O IPES não era com certeza, [...], um movimento amador de empresários com inclinações românticas ou um mero disseminador de limitada propaganda anticomunista; era, ao contrário, um grupo de ação sofisticado, bem equipado e preparado; era o núcleo de uma elite orgânica empresarial de grande visão, uma força-tarefa estrategicamente informada, agindo como vanguarda das classes dominantes. (DREIFUSS, 1981: 161)

Finalmente, em 1963, através de um plebiscito popular João Goulart tomou posse como Presidente da República. Para Carlos Fico (FICO, 2004: 17), seu governo torna-se dúbio uma vez que busca apoio nas camadas sociais populares para pôr em prática as reformas de base com o Plano Trienal, feito pelo então Ministro do Planejamento, Caio Furtado e, que incluía entre outras, a reforma agrária. Esta foi a proposta econômica que mais gerou polêmica, pois causou o descontentamento das elites e do Exército.

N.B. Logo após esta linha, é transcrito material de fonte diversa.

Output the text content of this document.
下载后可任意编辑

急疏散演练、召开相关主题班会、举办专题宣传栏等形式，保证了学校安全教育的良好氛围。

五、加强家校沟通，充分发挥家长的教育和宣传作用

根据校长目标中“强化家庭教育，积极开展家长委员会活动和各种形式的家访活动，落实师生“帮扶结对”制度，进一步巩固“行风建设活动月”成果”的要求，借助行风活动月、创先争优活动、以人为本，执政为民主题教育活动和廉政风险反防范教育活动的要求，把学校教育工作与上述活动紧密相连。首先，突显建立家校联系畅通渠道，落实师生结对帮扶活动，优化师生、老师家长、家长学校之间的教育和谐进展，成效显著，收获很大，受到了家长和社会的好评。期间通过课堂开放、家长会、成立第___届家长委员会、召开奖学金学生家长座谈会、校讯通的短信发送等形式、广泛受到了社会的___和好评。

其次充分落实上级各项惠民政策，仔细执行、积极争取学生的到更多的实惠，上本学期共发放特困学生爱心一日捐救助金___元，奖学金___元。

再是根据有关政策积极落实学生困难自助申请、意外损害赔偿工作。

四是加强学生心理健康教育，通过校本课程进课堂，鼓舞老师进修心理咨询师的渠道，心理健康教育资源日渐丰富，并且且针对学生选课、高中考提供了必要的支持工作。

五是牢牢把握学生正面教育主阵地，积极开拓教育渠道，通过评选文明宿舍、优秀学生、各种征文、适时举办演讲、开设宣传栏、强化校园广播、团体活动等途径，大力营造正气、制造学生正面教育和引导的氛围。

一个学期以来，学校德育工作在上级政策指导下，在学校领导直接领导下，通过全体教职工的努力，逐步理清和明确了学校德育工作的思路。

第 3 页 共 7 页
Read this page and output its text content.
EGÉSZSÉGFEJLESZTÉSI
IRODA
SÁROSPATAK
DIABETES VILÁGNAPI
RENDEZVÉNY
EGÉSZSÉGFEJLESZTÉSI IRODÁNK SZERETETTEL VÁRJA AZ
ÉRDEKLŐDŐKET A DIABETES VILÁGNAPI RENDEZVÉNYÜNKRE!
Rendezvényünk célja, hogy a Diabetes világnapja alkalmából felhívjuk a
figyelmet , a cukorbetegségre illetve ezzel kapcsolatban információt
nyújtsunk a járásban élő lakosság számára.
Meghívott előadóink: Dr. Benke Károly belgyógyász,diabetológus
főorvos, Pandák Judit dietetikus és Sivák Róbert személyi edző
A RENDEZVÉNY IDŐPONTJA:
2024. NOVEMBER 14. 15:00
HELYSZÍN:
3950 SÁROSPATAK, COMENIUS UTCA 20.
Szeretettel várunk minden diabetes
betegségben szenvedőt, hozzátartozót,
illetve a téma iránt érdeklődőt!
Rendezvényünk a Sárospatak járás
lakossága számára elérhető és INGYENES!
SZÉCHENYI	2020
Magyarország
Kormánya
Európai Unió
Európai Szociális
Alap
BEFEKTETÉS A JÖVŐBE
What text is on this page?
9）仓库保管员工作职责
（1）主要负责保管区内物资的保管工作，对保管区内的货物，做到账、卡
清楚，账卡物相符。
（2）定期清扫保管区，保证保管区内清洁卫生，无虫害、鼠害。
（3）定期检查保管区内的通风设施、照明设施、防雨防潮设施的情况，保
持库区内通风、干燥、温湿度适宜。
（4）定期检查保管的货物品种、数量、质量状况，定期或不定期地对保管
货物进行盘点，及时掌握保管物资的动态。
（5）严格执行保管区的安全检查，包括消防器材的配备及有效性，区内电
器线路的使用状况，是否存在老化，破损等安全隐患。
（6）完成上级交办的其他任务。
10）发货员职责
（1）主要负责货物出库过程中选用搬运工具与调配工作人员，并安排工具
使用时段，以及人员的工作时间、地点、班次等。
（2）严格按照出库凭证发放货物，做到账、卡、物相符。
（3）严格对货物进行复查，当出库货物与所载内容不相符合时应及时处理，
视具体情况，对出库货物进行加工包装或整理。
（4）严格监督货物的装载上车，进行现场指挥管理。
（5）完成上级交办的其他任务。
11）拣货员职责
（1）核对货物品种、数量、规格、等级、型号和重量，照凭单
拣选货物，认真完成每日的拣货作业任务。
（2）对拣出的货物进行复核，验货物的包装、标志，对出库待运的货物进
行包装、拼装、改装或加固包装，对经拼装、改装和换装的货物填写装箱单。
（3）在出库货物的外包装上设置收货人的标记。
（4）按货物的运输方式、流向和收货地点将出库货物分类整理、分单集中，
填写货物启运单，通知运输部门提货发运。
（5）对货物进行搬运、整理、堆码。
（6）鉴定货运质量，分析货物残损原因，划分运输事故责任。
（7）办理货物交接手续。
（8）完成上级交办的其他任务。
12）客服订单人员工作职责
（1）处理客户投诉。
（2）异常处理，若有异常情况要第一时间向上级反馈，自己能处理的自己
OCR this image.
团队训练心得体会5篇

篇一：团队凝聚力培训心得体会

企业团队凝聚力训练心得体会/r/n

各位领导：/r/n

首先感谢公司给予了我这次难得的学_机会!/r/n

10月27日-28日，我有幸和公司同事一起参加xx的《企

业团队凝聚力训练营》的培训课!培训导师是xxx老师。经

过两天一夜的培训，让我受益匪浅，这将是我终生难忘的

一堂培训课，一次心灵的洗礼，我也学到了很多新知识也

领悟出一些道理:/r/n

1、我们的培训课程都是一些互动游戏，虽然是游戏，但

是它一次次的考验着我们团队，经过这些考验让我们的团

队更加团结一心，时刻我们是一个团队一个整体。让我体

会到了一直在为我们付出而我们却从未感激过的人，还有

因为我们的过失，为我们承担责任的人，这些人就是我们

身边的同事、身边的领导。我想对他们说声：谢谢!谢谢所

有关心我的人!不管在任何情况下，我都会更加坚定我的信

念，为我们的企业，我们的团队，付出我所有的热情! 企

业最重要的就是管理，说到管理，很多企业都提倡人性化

A ameaça de golpe era eminente, em 31 de março de 1964, as tropas do general Mourão Filho, comandante da IV Região Militar de Minas Gerais, declaram-se em estado de rebelião contra o governo federal, tendo apoio do governo de Minas Gerais, da Guanabara, São Paulo e Rio Grande do Sul. Goulart recusou-se a resistir para evitar uma guerra civil, que teria como consequência, segundo ele, o derramamento de sangue. Ele então se retira de Brasília e segue para o Uruguai. Com a saída de João Goulart, o sucessor à presidência da República era o presidente da Câmara dos Deputados, Ranieri Mazzilli, porém os militares encontravam-se em reunião no Rio de Janeiro, a qual, segundo Carlos Fico (FICO, 2004: 19), era a cidade que “brilhava o poder de fato”, já que Brasília encontrava-se às escuras e abandonada.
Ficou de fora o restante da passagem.